自称「イスラム国」とやらに対する基本的な認識 (5)

 前回、「結局社会とはそういうモノであり、逆に全ての事件や事故によっていちいち心痛めて社会生活をストップさせていては、社会とは成り立たないのです」というお話をさせてもらいましたが、これって結構重要で、では自らの意思で危険地域に行った人を救うために政府に向かって「すぐ金を払って救え」と言う人は、しかしなぜその人のためだけにしかそういうコトを言わないのかという部分において、非常にここが矛盾だと思うのです。
 つまり、日本国内には目立たないだけで政府の巨大な力があれば明日の生活や、それこそ命が救われるっていう人が、年間ベースで考えるとそれなりにいるんだろうと思うワケです。
 特に「政府の落ち度ではない理由で」というコトでしたら、自分の責任の上で行った株取引や先物取引などで巨額の借金を抱えてしまった人なんて、それこそ年数人っていうレベルではなくなるでしょう。
 またお金だけじゃなく、政府が超法規的に権力を行使したらその人の生活などが劇的に向上するっていうパターンも考えたら、やっぱり結構いると思うんですよ。

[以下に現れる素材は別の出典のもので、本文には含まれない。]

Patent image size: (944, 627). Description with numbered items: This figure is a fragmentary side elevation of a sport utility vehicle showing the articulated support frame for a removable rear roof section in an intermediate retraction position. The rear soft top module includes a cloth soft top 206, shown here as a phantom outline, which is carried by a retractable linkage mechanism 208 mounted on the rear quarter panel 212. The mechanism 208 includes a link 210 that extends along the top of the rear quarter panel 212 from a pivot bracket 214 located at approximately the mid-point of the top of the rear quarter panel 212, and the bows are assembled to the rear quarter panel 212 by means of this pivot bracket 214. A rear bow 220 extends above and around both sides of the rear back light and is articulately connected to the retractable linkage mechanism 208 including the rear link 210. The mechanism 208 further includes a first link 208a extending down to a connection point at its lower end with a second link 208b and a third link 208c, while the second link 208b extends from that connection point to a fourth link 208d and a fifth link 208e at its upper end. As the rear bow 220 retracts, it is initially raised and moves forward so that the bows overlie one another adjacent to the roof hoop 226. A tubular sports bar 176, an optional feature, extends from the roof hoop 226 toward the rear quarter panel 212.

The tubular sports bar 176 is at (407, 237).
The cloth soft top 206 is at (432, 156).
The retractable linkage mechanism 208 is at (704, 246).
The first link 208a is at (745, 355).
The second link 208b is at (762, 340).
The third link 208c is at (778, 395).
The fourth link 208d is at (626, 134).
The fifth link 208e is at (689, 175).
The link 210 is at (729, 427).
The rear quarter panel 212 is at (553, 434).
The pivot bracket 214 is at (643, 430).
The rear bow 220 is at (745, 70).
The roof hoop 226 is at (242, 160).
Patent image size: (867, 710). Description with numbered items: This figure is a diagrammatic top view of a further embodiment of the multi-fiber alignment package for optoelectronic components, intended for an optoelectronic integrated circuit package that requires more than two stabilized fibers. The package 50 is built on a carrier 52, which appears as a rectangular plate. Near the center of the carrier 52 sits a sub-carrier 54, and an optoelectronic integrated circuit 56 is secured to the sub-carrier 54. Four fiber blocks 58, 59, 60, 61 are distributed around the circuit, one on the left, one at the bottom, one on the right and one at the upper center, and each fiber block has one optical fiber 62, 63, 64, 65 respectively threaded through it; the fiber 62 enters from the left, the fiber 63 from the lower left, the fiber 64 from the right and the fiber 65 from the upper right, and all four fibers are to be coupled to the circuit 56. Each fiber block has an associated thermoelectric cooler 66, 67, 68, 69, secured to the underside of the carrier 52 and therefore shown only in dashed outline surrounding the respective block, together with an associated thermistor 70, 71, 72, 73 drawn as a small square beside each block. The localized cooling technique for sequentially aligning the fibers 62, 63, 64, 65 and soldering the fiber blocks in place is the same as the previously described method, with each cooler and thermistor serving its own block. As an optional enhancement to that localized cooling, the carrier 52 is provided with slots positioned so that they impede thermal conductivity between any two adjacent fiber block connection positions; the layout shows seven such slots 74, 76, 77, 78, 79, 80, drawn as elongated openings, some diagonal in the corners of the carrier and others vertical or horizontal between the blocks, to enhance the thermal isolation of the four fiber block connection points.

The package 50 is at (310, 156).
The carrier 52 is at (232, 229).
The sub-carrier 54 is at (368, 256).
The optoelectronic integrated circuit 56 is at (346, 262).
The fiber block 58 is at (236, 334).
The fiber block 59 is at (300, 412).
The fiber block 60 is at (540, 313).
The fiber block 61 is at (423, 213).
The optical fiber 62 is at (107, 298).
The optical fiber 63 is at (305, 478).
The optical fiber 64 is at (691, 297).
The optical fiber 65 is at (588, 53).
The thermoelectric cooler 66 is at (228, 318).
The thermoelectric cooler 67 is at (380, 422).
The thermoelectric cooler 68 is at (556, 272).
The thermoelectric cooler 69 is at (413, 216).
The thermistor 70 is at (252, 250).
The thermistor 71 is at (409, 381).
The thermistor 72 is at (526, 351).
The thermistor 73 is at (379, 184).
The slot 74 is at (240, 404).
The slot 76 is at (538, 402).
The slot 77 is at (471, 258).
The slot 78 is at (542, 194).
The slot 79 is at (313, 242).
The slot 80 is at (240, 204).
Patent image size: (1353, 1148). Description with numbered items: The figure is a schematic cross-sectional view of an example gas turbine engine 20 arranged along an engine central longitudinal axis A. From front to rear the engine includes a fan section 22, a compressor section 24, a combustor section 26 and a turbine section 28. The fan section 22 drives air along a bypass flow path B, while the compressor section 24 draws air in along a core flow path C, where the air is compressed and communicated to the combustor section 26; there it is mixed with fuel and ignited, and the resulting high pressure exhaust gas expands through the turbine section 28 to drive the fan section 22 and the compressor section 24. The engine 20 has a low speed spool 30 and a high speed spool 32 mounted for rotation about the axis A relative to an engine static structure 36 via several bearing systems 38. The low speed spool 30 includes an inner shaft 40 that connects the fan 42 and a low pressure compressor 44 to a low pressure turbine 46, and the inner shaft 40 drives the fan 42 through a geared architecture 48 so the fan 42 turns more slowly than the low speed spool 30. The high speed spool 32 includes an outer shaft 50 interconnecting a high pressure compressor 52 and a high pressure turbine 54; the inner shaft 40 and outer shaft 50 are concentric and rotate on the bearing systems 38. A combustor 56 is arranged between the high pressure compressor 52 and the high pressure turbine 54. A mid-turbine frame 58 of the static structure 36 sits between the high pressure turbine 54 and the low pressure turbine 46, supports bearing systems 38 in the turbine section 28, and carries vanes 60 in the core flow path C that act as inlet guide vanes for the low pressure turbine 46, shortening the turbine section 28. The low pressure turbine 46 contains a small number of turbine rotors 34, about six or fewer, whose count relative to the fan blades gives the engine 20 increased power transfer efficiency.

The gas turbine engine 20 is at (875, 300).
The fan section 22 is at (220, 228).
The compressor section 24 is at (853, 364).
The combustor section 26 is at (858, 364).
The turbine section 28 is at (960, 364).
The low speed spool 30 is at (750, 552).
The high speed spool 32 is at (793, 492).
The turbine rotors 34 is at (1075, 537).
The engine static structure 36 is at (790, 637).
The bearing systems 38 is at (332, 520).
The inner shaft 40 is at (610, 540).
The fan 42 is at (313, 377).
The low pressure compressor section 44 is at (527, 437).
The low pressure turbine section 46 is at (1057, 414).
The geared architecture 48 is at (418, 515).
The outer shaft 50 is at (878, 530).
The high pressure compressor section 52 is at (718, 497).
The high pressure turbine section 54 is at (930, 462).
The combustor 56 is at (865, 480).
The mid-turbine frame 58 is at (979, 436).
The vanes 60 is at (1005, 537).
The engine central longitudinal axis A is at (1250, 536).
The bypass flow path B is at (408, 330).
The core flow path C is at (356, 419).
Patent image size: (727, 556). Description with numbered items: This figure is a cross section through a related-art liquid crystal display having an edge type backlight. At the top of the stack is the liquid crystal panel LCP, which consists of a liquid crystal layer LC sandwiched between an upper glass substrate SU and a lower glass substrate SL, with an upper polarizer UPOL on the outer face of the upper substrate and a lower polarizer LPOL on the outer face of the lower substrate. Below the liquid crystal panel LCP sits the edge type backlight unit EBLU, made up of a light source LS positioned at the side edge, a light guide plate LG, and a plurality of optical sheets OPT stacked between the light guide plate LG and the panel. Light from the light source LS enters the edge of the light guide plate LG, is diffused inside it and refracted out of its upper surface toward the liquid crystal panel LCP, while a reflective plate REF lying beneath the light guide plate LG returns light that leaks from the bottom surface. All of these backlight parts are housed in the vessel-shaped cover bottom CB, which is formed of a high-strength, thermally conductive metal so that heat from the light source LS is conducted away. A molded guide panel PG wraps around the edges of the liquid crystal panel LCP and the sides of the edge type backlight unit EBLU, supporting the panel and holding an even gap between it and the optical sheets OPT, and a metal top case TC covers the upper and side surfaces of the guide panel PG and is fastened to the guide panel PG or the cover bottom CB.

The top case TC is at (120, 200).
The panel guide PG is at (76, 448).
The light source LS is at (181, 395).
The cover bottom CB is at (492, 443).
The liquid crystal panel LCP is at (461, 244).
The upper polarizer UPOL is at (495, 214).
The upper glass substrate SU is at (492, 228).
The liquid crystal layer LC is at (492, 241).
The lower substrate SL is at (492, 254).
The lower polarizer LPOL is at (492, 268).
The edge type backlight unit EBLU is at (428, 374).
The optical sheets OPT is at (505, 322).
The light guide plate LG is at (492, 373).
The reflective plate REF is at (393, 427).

 それは非合法な行為なので目立たないだけで、もしくはそれこそ「自己責任」「自業自得」だから目立たないだけで、でも「政府の強大な権力を超法規的でも使えば助かる」というくくりで考えれば、本当に多くの人の命や生活が守れると言えるのではないでしょうか。
 
 もちろんそれをやれば、色んなところでほころびが起き、不幸になる人が逆に増える可能性もあります。
 今回の件だって、もしあんな巨額なお金を渡してしまえば、それこそ何千倍という死者が出て、何万倍という不幸な人間が生まれてしまうコトでしょう。
 でも全てが全てそうとは限りませんよね。
 それこそ、生活保護も受給できず、この飽食のご時世に餓死した人がちょっと前にニュースになりましたように、その人がなぜそのような生活に追い込まれたのかまでは分かりませんが、政府権力がちょっと動けば命までは助かったという例も、実は知られていないだけでけっこうあったりするのではないのでしょうか。
 
 それなのになぜイスラム国とやらの要求通りに動いて安倍総理に罵詈雑言を投げかける連中は、そういう人達、そういう方面には目を向けようとしないのでしょうか。
 
 いま日本政府に様々な批判をしている人は、本当に「人の命を救うため」という理由で行動しているのでしょうか。
 ハッキリ言ってやえは疑問を持たざるを得ません。
 もし本当に、政府に通常では行ってはならない超法規的な権限の行使までを行わせて人の命を救うべきと言うのであれば、普段からもっと違う面においても同じような主張をずっと繰り返していなければならないハズだからです。
 でもいま大きな声を上げている人達というのは、どうも倒閣運動ばかりに目が向いている人、そして安倍憎しの人ばかりな気がしてならないのです。
 
 いまこの瞬間にも、自分には全く落ち度はないのに事故により命を落とした人、また他人によって無残にも殺されてしまった人がいるかもしれません。
 でもそれらの「ニュース」は、ただ日々消費されて、すぐに人々の記憶から失われていくだけです。
 もし本当に命というモノを平等に考えて政府に意見するのであれば、これはとんでもない不平等だと言うしかありません。
 ですからどうしても、単純な思いで政府に金を出せとかなんとか言っているようには聞こえないのです。
 
 前回も言いましたように、その行動は結局はテロリストを利する行為にしかなっていないというコトも合わせて、もうちょっと自分たちの言動を考えてもらいたいと思うところです。
 まぁ、手段は問わず安倍総理の首を取るコトだけを目的に行っているのでしたから、それはテロリストと同じ考え方でしかないと言うしかありません。